A 50-year-old female presented with right pleuritic chest pain, nausea, and poor oral intake in January 2016. Multiple lytic lesions were detected using X-ray and computed tomography in the skull, spine, humerus, femur, pelvis, and sacrum. Complete blood count showed anemia (Hb 81 g/L). M protein with free kappa chain type in serum and urine was detected by immunofixation electrophoresis and free light chain analysis (free κ/λ ratio, 237.68 and 158.16, respectively). Additionally, calcium level was 3.14 mmol/L, whereas PTH and PTH-related protein (PTHrP) levels were within normal limits (1.06 pmol/L and <1.1 pmol/L, respectively). Creatinine level was 388.96 µmol/L. BM aspirates contained 44% plasma cells with markedly increased clusters of multinucleated osteoclasts (Fig. 1A and 1B) and 28% CD19⁻CD56⁺CD138⁺ plasma cells, which were identified by flow cytometry. The hypercellular BM showed increased malignant plasma cells with tunneling feature, as well as interstitial hemorrhage, woven bone formation by destruction of trabecula, and increased osteoclasts (Fig. 1C and 1D).
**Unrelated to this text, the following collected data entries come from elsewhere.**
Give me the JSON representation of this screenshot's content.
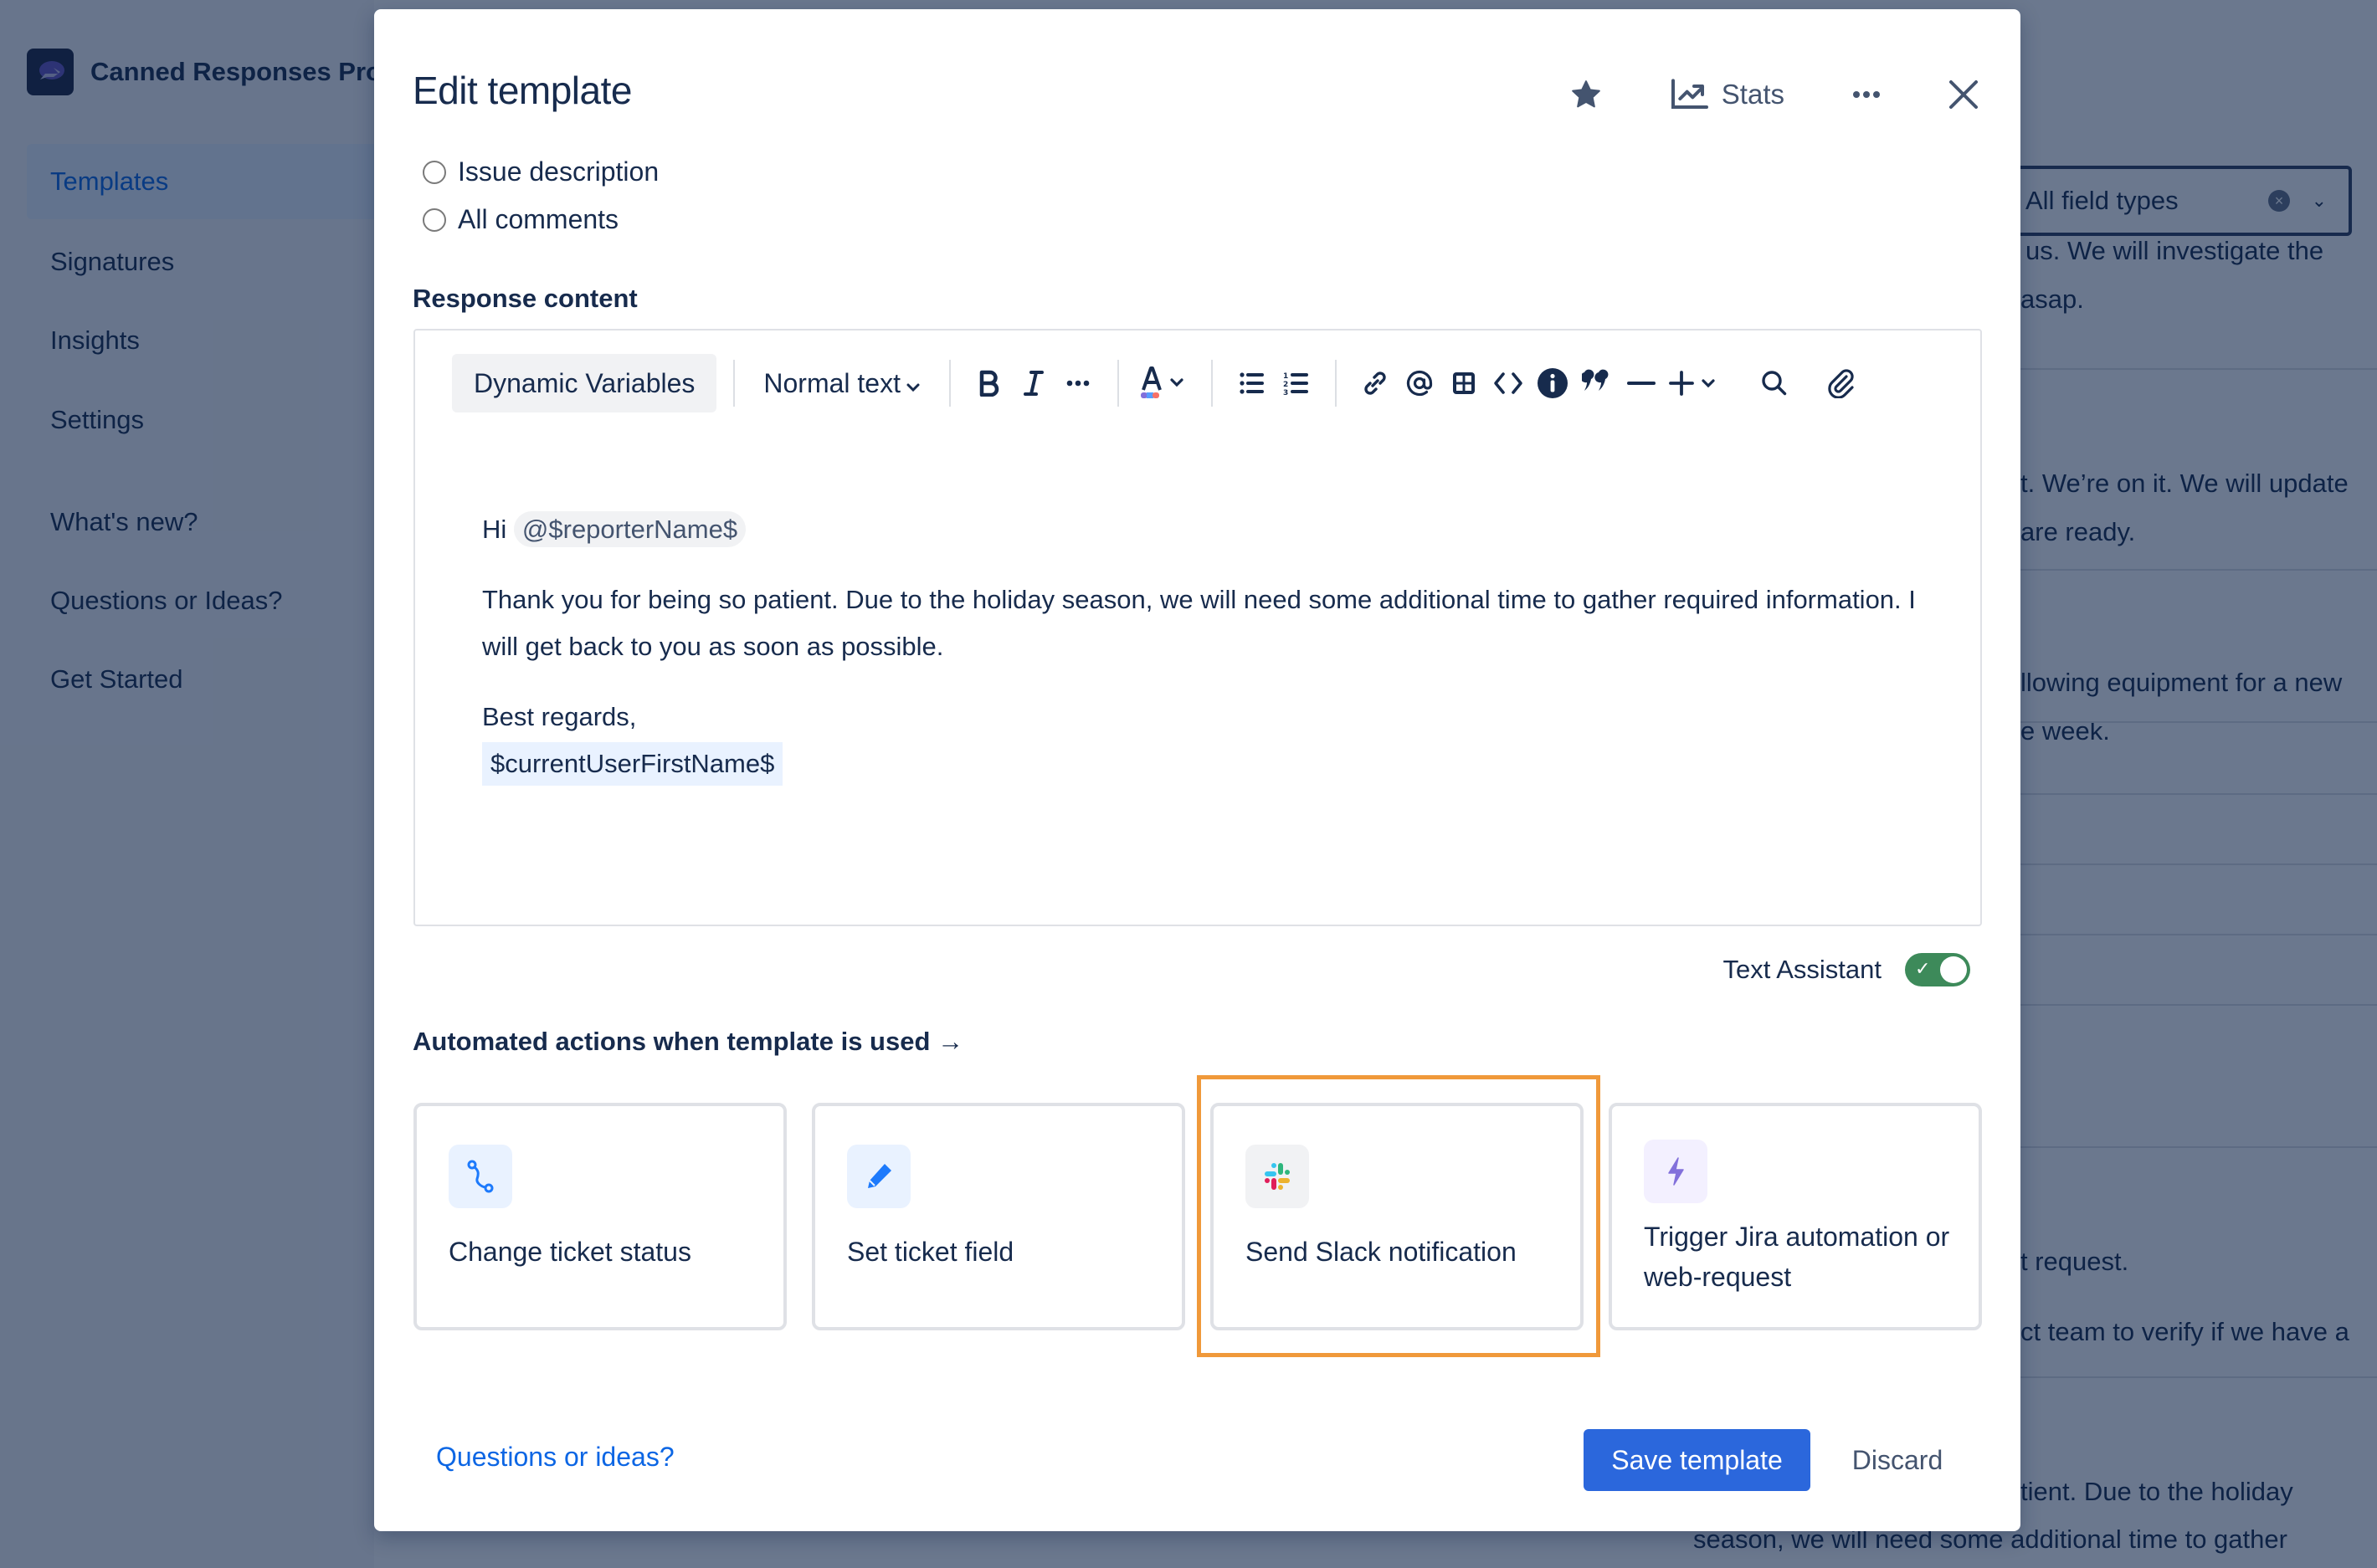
{
  "app": {
    "name": "Canned Responses Pro",
    "sidebar": {
      "items": [
        {
          "label": "Templates",
          "active": true
        },
        {
          "label": "Signatures"
        },
        {
          "label": "Insights"
        },
        {
          "label": "Settings"
        },
        {
          "label": "What's new?"
        },
        {
          "label": "Questions or Ideas?"
        },
        {
          "label": "Get Started"
        }
      ]
    },
    "background": {
      "filter_select": {
        "value": "All field types"
      },
      "snippets": [
        "us. We will investigate the",
        "asap.",
        "t. We’re on it. We will update",
        "are ready.",
        "llowing equipment for a new",
        "e week.",
        "t request.",
        "ct team to verify if we have a",
        "tient. Due to the holiday",
        "season, we will need some additional time to gather"
      ]
    }
  },
  "modal": {
    "title": "Edit template",
    "header_actions": {
      "favorite_icon": "star-icon",
      "stats_label": "Stats",
      "more_icon": "ellipsis-icon",
      "close_icon": "close-icon"
    },
    "radio_options": [
      {
        "label": "Issue description",
        "checked": false
      },
      {
        "label": "All comments",
        "checked": false
      }
    ],
    "response_content_label": "Response content",
    "toolbar": {
      "dynamic_variables": "Dynamic Variables",
      "text_style": "Normal text",
      "icons": [
        "bold-icon",
        "italic-icon",
        "more-formatting-icon",
        "text-color-icon",
        "bullet-list-icon",
        "numbered-list-icon",
        "link-icon",
        "mention-icon",
        "table-icon",
        "code-icon",
        "info-panel-icon",
        "quote-icon",
        "divider-icon",
        "insert-plus-icon",
        "search-icon",
        "attachment-icon"
      ]
    },
    "editor": {
      "greeting": "Hi",
      "mention": "@$reporterName$",
      "paragraph": "Thank you for being so patient. Due to the holiday season, we will need some additional time to gather required information. I will get back to you as soon as possible.",
      "closing": "Best regards,",
      "signature_variable": "$currentUserFirstName$"
    },
    "text_assistant": {
      "label": "Text Assistant",
      "enabled": true
    },
    "automated_actions": {
      "heading": "Automated actions when template is used →",
      "cards": [
        {
          "label": "Change ticket status",
          "icon": "status-transition-icon"
        },
        {
          "label": "Set ticket field",
          "icon": "pencil-icon"
        },
        {
          "label": "Send Slack notification",
          "icon": "slack-icon",
          "highlighted": true
        },
        {
          "label": "Trigger Jira automation or web-request",
          "icon": "lightning-icon"
        }
      ]
    },
    "footer": {
      "help_link": "Questions or ideas?",
      "save_label": "Save template",
      "discard_label": "Discard"
    }
  },
  "colors": {
    "primary": "#2b67dc",
    "link": "#0c66e4",
    "text": "#172b4d",
    "toggle_on": "#3d8a5a",
    "highlight": "#f0993a"
  }
}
Monoclonal malignant plasma cells were identified in the BM biopsy by immunohistochemical staining for CD138 and immunoglobulin (Ig) kappa chain; interstitial hemorrhage was observed in the form of crystals after Ig kappa light chain staining (Fig. 1E and 1F).

Serologically, the patient exhibited CR for one year post treatment with a velcade+thalidomide+dexamethasone regimen every three weeks for four courses and autologous peripheral blood stem cell transplantation. However, hemodialysis was needed three times per week for impaired renal function, together with supplemental treatments with pamidronate and salcatonin for hypercalcemia during her survival. PCM relapsed with elevated monoclonal Ig and hepatosplenomegaly with suspicions of plasmacytoma involvement one year following CR. The patient expired in November 2017 with aggravation of liver function and persistent cytopenia despite additional chemotherapy (velcade+dexamethasone+lenalidomide for two three-week cycles).

Our case was distinguished by rare morphological features shared with brown tumors, including an increased number of multinucleated osteoclasts with trabecular destruction and tunneling features on woven bone formation in BM. Increased numbers of osteoclasts secreting growth factors promote monoclonal plasma cell growth and survival, thus altering the balance between bone resorption and formation [3]. Therefore, monoclonal plasma cell proliferation induces tumor progression and osteolysis and suppresses osteoblast function by producing several cytokines such as IL-6, chemokine (C-C motif) ligand 3 (CCL3), and dickkopf-1 (DKK1) [23]. Altered osteoblastic function occurs prior to bone loss in PCM. Malignant plasma cells with brown tumor features involving BM reflect disease aggressiveness, accompanied by severe osteolytic lesions, uncontrolled hypercalcemia, and impaired renal function.

Proliferation of monoclonal plasma cells with brown tumor features is an uncommon BM finding in PCM. Thus, this report might contribute to the differential diagnosis of other osteolytic bone diseases. Pathologically, a preponderance of uncommon BM findings may elucidate the pathophysiology of PCM, could be used to assess disease status, and could provide opportunities for supplemental treatment of this rare group of patients with PCM.